The results indicate a high interclass correlation coefficient (ICC) of 0.91 for the data-labeling observer, suggesting strong agreement among participants with varying years of experience, detailed in the Supplemental Files. The test results from both radiologists revealed that PBL stage 1 was identified in 57.14% of cases, stage 2 in 35.71%, and stages 3/4 in 7.14%. The average percentages for each PBL stage were 10.58% for stage 1, 24.84% for stage 2, and 46.66% for stages 3/4. Radiologists completed the test in an average of 23.2 minutes, while controls took 26.9 minutes, resulting in an overall average of 25.4 minutes, in stark contrast to the model’s response time of just 0.93 seconds.

In terms of performance metrics, the model exhibited varying sensitivity and specificity across PBL stages. For stage 1, it achieved a sensitivity of 0.5, the second highest in the group, but had the lowest precision (0.26), recall (0.42), and specificity (0.39), with an F1-score of 0.34. The macro average results showed the model with the lowest sensitivity (0.3), specificity (0.65), precision (0.14), and recall (0.64), while ranking third in F1-score (0.19). In the weighted average, the model had the second-highest sensitivity (0.23) and third-highest precision (0.11) and F1-score (0.15), but the lowest recall (0.26) and specificity (0.26). For the micro-average, the model again ranked second in sensitivity (0.42) and third in precision (0.22) and F1-score (0.29). Periodontist 2 consistently achieved the highest values across all metrics, with detailed participant performance metrics provided in Tables 5 and 6.

Discussion

The discussion section of the study highlights the development of a Deep Convolutional Neural Network (DCNN) aimed at automating the diagnosis of radiographic Periodontal Bone Loss (PBL). Despite the model’s acceptable performance and capability for real-time diagnosis, it was trained on a limited dataset of 500 panoramic radiographs, which is below the recommended size for such models. To address data scarcity, the study incorporated a second population from a publicly available dataset, although this may affect the model’s generalizability to the intended Chilean population. The authors acknowledge that the non-representative nature of the datasets limits the model’s applicability to external populations and emphasize the need for a balanced dataset to enhance diagnostic accuracy across varying disease stages.

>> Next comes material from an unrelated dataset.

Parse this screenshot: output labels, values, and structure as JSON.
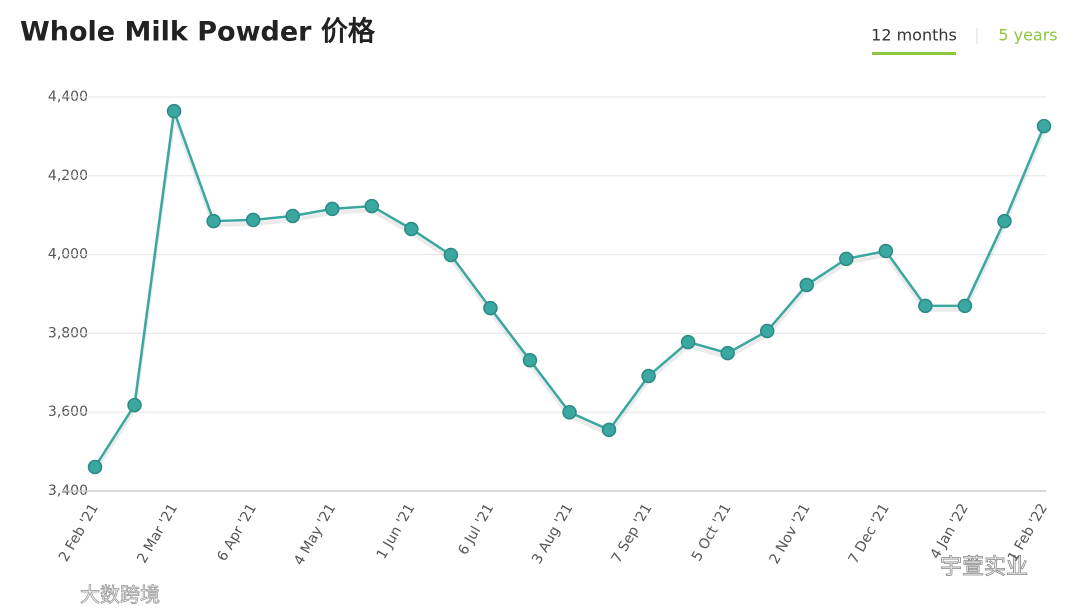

The model demonstrated efficiency in diagnosing light to moderate PBL stages, achieving real-time diagnosis at a rate of 0.02 seconds per tooth. However, it struggled with detecting severe PBL (stages 3/4), which constitutes a significant limitation. The performance metrics indicated that while the model’s results were comparable to those of general dentists, it underperformed relative to more experienced periodontists and radiologists. The study suggests future research directions, including the creation of a dedicated dataset for severe PBL cases and the exploration of automated diagnosis for other dental pathologies. Overall, the findings underscore the potential of machine learning in enhancing clinical workflows in dental care, although challenges such as data security and the need for larger, standardized datasets remain to be addressed.